プレミアリーグは10節を消化し、首位から5位までの勝ち点差が「3」と混戦状態になっている [写真]=Getty Images

 プレミアリーグは一つの節目となる10節を終え、マンチェスター・Cが首位、同じ勝ち点でアーセナルとリヴァプールが続き、チェルシーが1差、トッテナムが3差でそれぞれ4位と5位につけ、上位争いが混戦模様となっている。

 昨シーズンと2シーズン前の10節終了時、1位から5位の勝ち点差は前者が5、後者が9だっただけに、今シーズンの優勝争いがいかに拮抗しているかがうかがえる。一方、アレックス・ファーガソン元監督が退任した2013年以降、不振が続いているマンチェスター・Uはジョゼ・モウリーニョ新監督体制となった今シーズンも混迷が続いて8位に沈んでおり、首位との勝ち点差は8に開いている。昨シーズン覇者で日本代表FW岡崎慎司が所属するレスターも初出場のチャンピオンズリーグ(CL)ではグループステージ通過に王手をかけているものの、大方の予想通り、国内では11位と大きく出遅れている。

 二強体制だったリーガ・エスパニョーラ、一強のブンデスリーガでそれぞれバルセロナとバイエルンを指揮し、数々の栄冠を手にしてきたジョゼップ・グアルディオラ監督は、新天地マンチェスター・Cで開幕6連勝を達成。自身の理想とするシステムへ変化を遂げたかに見えた。だが、7節目でトッテナムに初黒星を喫すると、その後2試合で中堅のエヴァートンとサウサンプトンに引き分けて失速。CLと敗退したリーグカップを含めると9月末から実に6戦連続未勝利が続いた。

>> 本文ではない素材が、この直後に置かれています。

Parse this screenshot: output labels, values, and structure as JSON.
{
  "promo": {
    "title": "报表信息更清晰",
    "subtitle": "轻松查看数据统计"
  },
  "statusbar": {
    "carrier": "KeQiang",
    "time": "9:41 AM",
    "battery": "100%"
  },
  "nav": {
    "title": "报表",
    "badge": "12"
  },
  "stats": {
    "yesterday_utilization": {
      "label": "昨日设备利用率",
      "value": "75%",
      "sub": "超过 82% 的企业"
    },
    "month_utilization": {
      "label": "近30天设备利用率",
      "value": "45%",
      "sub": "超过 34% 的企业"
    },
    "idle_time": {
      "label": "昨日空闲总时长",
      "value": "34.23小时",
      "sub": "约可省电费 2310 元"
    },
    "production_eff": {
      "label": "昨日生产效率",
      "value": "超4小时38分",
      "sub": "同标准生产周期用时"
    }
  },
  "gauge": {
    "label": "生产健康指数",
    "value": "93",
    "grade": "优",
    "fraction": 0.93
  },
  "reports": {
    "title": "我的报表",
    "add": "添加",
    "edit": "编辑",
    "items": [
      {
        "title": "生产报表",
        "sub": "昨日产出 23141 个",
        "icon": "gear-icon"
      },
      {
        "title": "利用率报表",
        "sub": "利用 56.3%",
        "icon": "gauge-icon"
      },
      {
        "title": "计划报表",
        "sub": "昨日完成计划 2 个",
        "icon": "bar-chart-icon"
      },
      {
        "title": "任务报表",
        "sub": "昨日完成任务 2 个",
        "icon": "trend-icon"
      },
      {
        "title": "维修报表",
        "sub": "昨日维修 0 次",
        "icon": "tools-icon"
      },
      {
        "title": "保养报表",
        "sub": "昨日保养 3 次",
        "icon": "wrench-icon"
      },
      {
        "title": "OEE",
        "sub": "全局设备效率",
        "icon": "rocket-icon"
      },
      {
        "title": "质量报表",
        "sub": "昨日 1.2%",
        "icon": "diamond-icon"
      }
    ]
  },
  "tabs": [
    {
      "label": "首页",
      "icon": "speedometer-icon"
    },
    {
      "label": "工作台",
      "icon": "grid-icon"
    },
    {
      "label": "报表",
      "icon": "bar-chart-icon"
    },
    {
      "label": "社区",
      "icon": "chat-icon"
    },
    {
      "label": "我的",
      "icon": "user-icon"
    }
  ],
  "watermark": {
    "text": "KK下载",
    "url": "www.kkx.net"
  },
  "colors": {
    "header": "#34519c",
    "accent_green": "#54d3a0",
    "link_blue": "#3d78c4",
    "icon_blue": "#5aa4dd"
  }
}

10節目のウェスト・ブロムウィッチ戦で快勝して復調したが、CLバルセロナ戦では0-4と大敗を喫しただけに、今後の上位勢との直接対決が注目される。

 一方、開幕戦でリヴァプールに負けて以来、公式戦14戦無敗中の2位アーセナルを指揮するアーセン・ヴェンゲル監督は、今シーズンのチームが2004年に無敗優勝を遂げたチームに匹敵するとしたうえで、勢い付くチームについて次のように話している。

「今シーズン、我々は5、6年前よりも確実に優勝争いができるチームへと成長している。今シーズン優勝するチームの勝ち点は82から86で決着するだろう。我々は強い忠誠心、団結心、勝利への欲、それらすべてを有しており、優勝できる可能性を秘めている。リーグ優勝こそが我々の目標であり、シーズン終了まで好調を維持したい」

 3位リヴァプールも同様に公式戦11戦無敗と波に乗り、リーグ10節を終えて182本というシュート数は国内トップを誇る。無失点に抑えた試合はスコアレスドローを演じたマンチェスター・Uとのダービー戦のみとなっており、守備面での問題が懸念材料だが、それでも運動量と決定力の高い攻撃でカバーしている点が強みだろう。

 そんなリヴァプールを昨シーズンから指揮するユルゲン・クロップ監督について、前述のファーガソン氏はドイツ誌『kicker』の中で、「クロップはリヴァプールの情熱を再燃させた。過去20年間、リヴァプールはスタイルを確立できぬまま監督を変え続けてきたが、今シーズンの彼らは確実に優勝候補になっているといえるだろう」と評している。

 4位につけるチェルシーも10月のリーグ戦全4試合で完封勝利しており、調子は上向きだ。チェルシーは今シーズン、開幕3連勝を築いたものの、システムや戦術が定まらず、9月に1分け2敗と勢いが影を潜めた。だが、アントニオ・コンテ監督の3バックへのシステム変更が奏功すると、昨シーズン覇者レスターを3-0、マンチェスター・Uを4-0で粉砕するなど、再び勢いを付けている。

 5位のトッテナムは10節を終えて唯一リーグ戦無敗を維持しているものの、5勝5分けと勝ちきれない試合が目立つ。マンチェスター・Cに2-0で快勝し、初めて土を付けたことは特筆すべきだが、9月中旬から足首負傷で長期離脱したエースのイングランド代表FWハリー・ケインをはじめ、要所で主力選手に故障者を出したことが、マンチェスター・C戦後の公式戦5試合未勝利というペースダウンに影響した。

 プレミアリーグは10節を消化したばかりだが、上位4チームの得失点差が2桁台に達していることからも、優勝争いの候補チームが固まりつつある。同リーグは年明けまでに上半期の日程が終了することになるが、今後9試合で新たに目まぐるしい変動が上位争いに起こるかどうか、注目が集まる。